The arrest in Altoona Monday of Luigi Mangione, the 26-year-old accused killer of United Healthcare CEO Brian Thompson in Manhattan on Dec. 4, has highlighted many Americans’ dissatisfaction with the health care system and insurance industry, even though vigilantism should never be an acceptable avenue to express that discontent. But it has also brought to the fore the depth of the surveillance within 21st century American society.
During the manhunt for Mangione, The New York Times reported on the thousands of surveillance cameras that permeate the city, and that allowed police to track his movements before and after he allegedly assassinated Thompson. They had images of Mangione in a hostel, at a Starbucks, walking to the scene of the shooting, carrying it out, on a bike, in a taxi and, thanks to the surveillance cameras, they knew he fled the city within an hour or two of the shooting. It was the dissemination of these images across the country that led to one sharp-eyed customer identifying Mangione in an Altoona McDonald’s restaurant and summoning the police.
Mangione might have eventually been nabbed without so many images of him circulating, but it stands to reason that it would have taken a whole lot longer.

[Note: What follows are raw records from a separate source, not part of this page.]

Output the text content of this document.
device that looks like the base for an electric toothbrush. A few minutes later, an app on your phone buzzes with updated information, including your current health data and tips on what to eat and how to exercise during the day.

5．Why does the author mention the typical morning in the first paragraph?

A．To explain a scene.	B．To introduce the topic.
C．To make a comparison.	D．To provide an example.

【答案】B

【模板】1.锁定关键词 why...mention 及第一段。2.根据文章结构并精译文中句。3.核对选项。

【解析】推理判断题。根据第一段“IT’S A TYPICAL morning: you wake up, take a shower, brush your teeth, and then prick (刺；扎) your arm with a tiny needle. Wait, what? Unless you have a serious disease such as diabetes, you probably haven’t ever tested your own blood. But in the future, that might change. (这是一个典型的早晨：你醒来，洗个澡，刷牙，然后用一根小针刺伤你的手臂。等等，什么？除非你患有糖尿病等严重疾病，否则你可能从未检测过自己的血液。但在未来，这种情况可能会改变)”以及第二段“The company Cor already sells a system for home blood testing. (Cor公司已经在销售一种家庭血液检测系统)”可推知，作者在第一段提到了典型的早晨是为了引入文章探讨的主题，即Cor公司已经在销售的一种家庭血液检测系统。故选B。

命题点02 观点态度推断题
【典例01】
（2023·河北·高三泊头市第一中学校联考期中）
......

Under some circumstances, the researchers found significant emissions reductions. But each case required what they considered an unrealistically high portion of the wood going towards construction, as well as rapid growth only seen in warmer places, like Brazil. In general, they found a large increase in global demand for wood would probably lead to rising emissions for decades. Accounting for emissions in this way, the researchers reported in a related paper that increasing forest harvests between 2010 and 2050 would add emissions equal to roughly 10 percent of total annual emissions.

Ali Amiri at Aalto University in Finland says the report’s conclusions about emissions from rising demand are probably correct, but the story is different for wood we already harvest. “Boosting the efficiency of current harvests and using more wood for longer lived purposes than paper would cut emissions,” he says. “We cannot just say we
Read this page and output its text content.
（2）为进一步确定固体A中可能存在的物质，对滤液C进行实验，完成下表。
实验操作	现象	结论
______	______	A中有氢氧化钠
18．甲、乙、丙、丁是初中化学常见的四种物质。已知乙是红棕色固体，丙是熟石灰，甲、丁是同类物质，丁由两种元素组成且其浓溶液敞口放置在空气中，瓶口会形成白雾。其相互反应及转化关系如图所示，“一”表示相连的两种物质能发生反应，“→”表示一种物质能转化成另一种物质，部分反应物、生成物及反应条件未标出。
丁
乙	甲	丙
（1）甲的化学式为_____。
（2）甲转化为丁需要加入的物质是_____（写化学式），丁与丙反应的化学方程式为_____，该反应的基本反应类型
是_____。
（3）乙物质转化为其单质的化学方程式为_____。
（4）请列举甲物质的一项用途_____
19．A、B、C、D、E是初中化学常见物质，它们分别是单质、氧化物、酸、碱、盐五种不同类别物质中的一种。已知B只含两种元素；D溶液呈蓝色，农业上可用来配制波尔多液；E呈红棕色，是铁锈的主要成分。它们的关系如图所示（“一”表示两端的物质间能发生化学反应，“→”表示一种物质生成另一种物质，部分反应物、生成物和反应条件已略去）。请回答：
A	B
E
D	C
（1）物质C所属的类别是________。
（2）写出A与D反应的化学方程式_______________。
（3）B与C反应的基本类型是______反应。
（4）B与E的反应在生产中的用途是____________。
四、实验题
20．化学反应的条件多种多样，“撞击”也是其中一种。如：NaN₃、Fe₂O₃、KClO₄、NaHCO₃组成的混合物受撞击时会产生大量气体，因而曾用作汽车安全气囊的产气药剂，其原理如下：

Another point to consider: In a world awash in absurd conspiracy theories, one of the more ridiculous had it that the COVID-19 vaccines that were introduced in late 2020 and early 2021 contained computer chips that could track people’s movements. Of course, how these millions of computer chips could have been manufactured and inserted into vials of vaccine without anyone speaking up about it is a question the conspiracy theorists never got around to answering. More importantly, though, there would be absolutely no need for the federal government to take such a step, since we happily surrender all the details of our movements thanks to the smartphones we cart around with us.
Have an E-ZPass transponder in your car? That can tell the authorities where you were and when you were there. Use a laptop? A tracking program can be installed in that. Use a credit card? Well, you get the idea.
Surveillance cameras started to crop up in more places after 9/11, and in the case of Mangione, as well as the Boston Marathon bombers more than a decade ago, they were critical tools for law enforcement. Experts believe that, generally, they are effective for deterring crimes like burglaries, but less so for things like street brawls.
Alana Saulnier, a professor of sociology at Queen’s University in Canada, told The New York Times, “A camera probably isn’t going to be a deterrent to someone who is not going to be thinking rationally. … That’s why it could be useful in some contexts and less useful in other contexts.”
Even for those who go about their lives engaging in mundane, everyday tasks, the realization of how much can be discovered about where we traveled to and what we were up to can be unsettling. For all its benefits, we have lost a share of privacy that we once took for granted. We need to guard that privacy carefully in the surveillance society we have created.